Koca bir yalandı. Berbat durumdaydım. Bugünün nasıl biteceğini bilmiyordum. Sanki her bir saniyesi kalbime batan bir mızrak ucuydu. Bir yanım bugünün hemen bitmesini isterken diğer tarafım bitmesine hazır değildi. Ne büyük bir çelişkiydi.

''Abla ev sahibi akşam buraya gelecekmiş, evinin durumuna bakmak istiyor. O sırada anahtarları vereceğim. Sende sakın gecikme.''

''Gecikmem'' deyip odaya girmiştim. Girdiğim anda soğuk duvarlar karşılamıştı beni. Oda da gözlerimi dolandırırken gözlerim yaşarmıştı ama kendimi hemen toparlayıp elimdeki poşeti yatağı üzerinde olmayan bazanın üzerine bırakıp banyoya saçımı yıkmaya gittim.
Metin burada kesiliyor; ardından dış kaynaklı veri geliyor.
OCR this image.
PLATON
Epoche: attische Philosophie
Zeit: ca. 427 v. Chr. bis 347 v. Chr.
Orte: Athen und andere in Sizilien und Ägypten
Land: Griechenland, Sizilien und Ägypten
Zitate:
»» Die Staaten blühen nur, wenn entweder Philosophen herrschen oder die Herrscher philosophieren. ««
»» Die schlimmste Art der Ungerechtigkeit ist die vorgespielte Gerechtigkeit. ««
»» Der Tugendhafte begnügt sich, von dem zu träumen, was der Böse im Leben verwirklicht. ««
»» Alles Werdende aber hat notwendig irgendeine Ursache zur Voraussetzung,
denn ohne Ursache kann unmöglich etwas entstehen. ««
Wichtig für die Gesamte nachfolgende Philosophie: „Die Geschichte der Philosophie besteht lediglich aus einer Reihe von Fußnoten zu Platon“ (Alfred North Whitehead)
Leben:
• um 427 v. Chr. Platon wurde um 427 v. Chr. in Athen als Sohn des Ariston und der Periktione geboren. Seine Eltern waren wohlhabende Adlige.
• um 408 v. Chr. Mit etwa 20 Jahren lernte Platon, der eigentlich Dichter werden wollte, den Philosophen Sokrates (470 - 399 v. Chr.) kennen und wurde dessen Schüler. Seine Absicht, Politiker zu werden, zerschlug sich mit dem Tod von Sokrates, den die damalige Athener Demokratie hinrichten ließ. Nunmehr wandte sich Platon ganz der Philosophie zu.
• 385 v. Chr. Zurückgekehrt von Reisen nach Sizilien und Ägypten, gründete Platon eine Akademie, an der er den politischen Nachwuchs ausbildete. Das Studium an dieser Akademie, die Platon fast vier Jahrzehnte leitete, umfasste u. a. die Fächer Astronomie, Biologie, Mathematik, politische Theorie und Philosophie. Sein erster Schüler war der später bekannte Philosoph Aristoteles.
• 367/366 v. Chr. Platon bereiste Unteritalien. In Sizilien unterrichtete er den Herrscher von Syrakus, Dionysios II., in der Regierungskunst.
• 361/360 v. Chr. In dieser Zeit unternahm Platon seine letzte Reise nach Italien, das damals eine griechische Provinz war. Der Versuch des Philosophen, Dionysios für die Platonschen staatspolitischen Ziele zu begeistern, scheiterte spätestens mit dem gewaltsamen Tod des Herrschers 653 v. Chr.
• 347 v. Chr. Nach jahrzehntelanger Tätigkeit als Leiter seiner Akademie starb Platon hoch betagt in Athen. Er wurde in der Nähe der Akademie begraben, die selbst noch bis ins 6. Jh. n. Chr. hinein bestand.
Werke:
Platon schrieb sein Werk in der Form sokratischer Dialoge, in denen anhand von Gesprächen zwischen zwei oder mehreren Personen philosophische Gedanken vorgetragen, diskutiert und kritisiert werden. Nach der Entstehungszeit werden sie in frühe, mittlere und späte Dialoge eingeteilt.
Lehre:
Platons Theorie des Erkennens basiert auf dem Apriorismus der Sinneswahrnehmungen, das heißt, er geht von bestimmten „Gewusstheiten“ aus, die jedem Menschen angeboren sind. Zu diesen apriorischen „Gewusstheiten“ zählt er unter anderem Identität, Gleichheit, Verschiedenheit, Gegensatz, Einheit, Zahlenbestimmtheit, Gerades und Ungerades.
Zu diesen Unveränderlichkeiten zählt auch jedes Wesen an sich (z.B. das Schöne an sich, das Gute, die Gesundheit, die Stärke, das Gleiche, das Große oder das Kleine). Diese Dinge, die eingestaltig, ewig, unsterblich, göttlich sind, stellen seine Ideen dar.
Hızlıca yıkadığım saçımı havlu ile güzelce kurulamıştım. Saç kurutma makinesini nereye koyduğumu bilmiyordum. Gerçi bilsem bile bu kargaşa da onu almakla uğraşamazdım. O yüzden saçlarımı kendiliğinden kurumaya bırakıp çift kapaklı dolabımın yanına gittim. İçinde kalan son parça kıyafetlere bakıp hemen açık kot rengi pantolonu ve beyaz tişörtü üzerime geçirdim. Ardından düğünde giyeceğim abiyeyi çıkartıp bazanın üzerine koydum. Üzerimden çıkarttığım kıyafetle, dün kına da giydiğim kıyafeti katlayıp üst üstte koydum. Çantamdan demin erinip çıkartmadığım anahtarı çıkarıp ayıcıklı anahtarlıktan ayırarak onu da bazanın üzerine koydum. Bir süre boş boş anahtara baktım. Artık burası benim evim değildi. Yeni bir evde yaşamaya başlayacaktım. Her şeye en başından başlayarak.